3.4 Taxes. The Company may require payment or withhold any tax it believes it is required to withhold, if any, as a result of the Shares earned under this Agreement, and the Company may defer making delivery with respect to Shares issuable under this Agreement until arrangements satisfactory to the Company have been made with respect to any such withholding obligations.
3.5 Section 409A. This Deferred Restricted Stock Unit Agreement shall be interpreted and administered in compliance with the requirements of Section 409A of the Code and any guidance promulgated thereunder, including the final regulations.
3.6 Notices. Any notice to be given to the Company under the terms of this Agreement shall be given in writing to the Company in care of its Chief Legal Officer at Kohl’s, Inc., N56 W17000 Ridgewood Drive, Menomonee Falls, Wisconsin, 53051. Any notice to be given to the Director may be addressed to him/her at the address as it appears on the payroll records of the Company or any subsidiary thereof.

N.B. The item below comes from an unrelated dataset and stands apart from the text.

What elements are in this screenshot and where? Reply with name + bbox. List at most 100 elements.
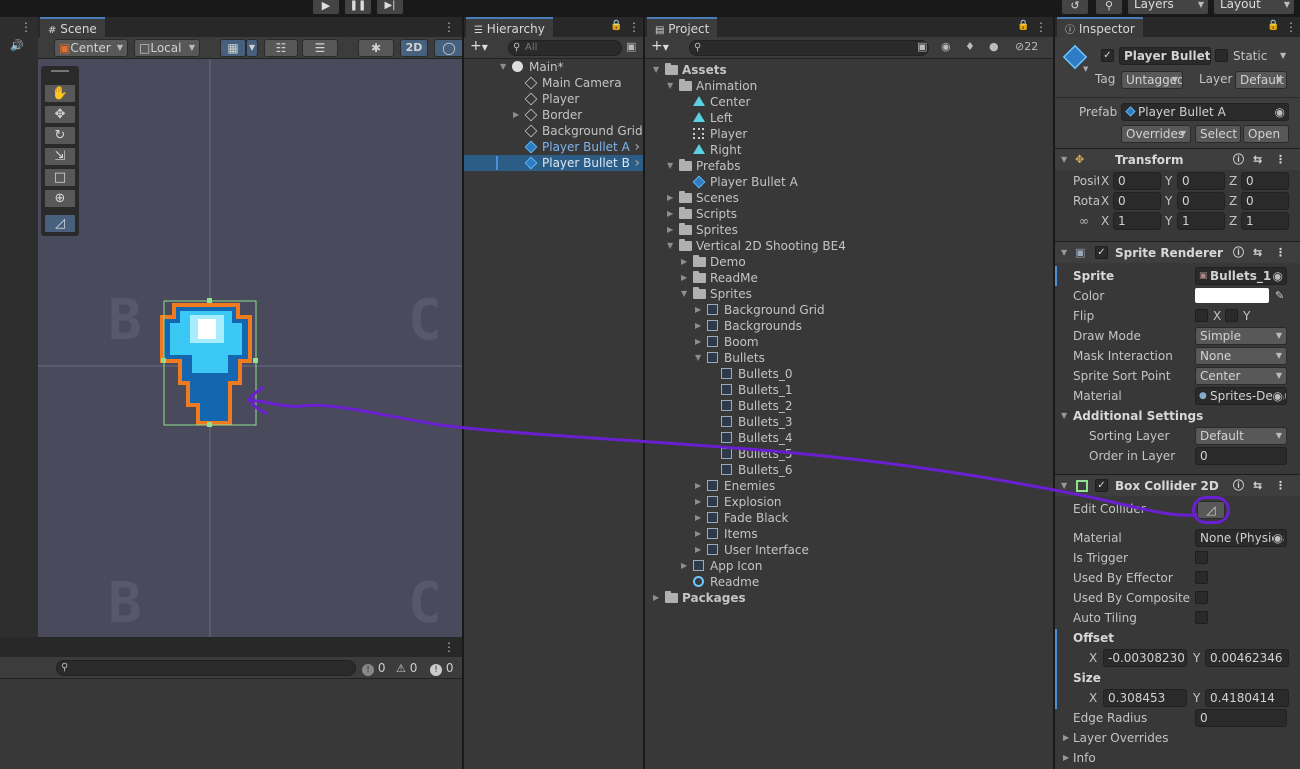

Any such notice shall be deemed to have been duly given if and when actually received by the party to whom it is addressed, as evidenced by a written receipt to that effect.
3.7 Governing Law. This Deferred Restricted Stock Unit Agreement and all questions arising hereunder or in connection herewith shall be determined in accordance with the laws of the State of Wisconsin without giving effect to its conflicts of law provisions.